Actually, that model is almost exactly what Boost.Python uses to do
its conversions at function call boundaries, and basically everywhere
else. Knowing the source Python type can make the "try" to convert to
some type a bit faster, but that's really an implementation detail of
the converters.

>> RE, object vs. procedural: Just like the original C++ implementation
>> mapped to the procedural C, one can perform an equivalent mapping in
>> scripting languages. And you have done this in your TCL binding library
>> so I don't see your issue with it.
> There is a lot of cheating there and I'm not comfortable with the idea
> of inheritance and virtual functions, for example. The way you do this
> in Python is a lot different from what you can or cannot do in Tcl.
>>>Example 2: Tcl has an object-based approach to interpreters and there
>>>can be *many* of them
>> Same with Lua (and hence LuaBind), and almost the same with Python.
> Sorry, the last time I checked it was virtually impossible to have two
> Python interpreters that would not share any state. This was needed and
> I failed to see how to do this (even using the low-level Python API),
> whereas it is straightforward in Tcl.

It doesn't matter, though. Independent interpreters is easy (and
often used) in Lua, and that's not at all in conflict with the notion
of langbinding.

>>>2. I don't see any *benefit* from building such a "universal" thing.
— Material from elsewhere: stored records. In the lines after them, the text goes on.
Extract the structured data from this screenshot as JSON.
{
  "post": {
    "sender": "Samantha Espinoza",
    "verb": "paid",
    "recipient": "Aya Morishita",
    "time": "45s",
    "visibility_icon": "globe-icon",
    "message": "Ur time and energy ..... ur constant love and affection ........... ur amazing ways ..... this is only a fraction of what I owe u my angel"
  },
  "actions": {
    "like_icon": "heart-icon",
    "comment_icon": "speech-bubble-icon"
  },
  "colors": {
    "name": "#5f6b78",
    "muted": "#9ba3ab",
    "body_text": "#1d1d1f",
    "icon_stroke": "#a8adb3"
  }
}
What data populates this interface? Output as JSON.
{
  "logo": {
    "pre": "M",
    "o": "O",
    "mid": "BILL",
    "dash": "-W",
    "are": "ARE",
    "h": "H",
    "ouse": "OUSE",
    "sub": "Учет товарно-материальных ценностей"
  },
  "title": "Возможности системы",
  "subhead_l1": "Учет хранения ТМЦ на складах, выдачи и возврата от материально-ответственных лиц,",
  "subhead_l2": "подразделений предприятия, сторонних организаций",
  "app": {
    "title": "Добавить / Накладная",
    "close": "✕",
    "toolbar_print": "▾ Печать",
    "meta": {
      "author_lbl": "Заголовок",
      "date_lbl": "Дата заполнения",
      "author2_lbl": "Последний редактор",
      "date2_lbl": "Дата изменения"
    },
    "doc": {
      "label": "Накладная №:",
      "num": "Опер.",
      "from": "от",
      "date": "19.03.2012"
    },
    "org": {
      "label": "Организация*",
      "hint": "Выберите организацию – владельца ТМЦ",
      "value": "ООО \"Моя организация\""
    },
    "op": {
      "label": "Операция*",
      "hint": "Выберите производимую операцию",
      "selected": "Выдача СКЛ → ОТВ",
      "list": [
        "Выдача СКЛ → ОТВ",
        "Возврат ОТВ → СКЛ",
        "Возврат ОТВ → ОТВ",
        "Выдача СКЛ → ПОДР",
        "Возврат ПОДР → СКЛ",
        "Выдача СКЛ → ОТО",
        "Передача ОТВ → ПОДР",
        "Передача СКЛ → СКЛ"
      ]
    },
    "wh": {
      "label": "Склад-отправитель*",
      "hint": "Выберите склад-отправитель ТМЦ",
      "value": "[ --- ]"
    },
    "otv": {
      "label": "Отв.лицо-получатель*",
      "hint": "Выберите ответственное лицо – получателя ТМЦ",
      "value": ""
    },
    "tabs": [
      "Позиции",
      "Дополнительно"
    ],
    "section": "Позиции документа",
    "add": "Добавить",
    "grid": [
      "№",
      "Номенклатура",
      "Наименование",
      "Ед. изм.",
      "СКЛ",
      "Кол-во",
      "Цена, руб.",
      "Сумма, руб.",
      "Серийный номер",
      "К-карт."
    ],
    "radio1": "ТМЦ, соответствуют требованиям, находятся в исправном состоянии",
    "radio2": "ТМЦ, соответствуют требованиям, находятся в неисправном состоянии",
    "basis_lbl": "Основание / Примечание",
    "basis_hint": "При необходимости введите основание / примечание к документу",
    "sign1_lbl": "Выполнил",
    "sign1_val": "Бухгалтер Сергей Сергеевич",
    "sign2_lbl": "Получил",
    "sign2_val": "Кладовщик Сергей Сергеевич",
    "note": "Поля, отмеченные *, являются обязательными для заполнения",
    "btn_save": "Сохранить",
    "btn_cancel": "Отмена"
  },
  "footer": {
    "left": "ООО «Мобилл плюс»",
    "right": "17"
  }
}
I
>>>think that users of different scripting languages form rather disjoint
>>>audiences and any overlap here is too small to justify the effort to
>>>create a universal language binding.
>> I think many of the users of other universal binding platforms out there
>> would disagree with you here, for example all the people who use CORBA.
> I don't think that the same people are interested in interfacing to
> *different* languages - that was the point.
> There are some who want to
> interface with Python, some who want to interface with Tcl, etc., but
> I'm not aware of anyone who would ask for more than one language
> binding.

C++ library authors, in particular, would like to produce bindings for
their libraries that work with multiple languages.

> Thus, the only purpose of building a "universal" binding would
> be to have the potential of code reuse and would target not final users,
> but designers and developers of new bindings - and this is something
> which I don't believe in. The reasons are as described previously -
> extreme amount of work, much higher than that needed to create separate
> bindings, even if each one is implemented separately from scratch, just
> as was the case with C++/Tcl.

The langbinding library itself is a bit of work to do, but there's
absolutely no reason that using it should impose more work than using
Boost.Python, Luabind, C++/Tcl, or any of the others.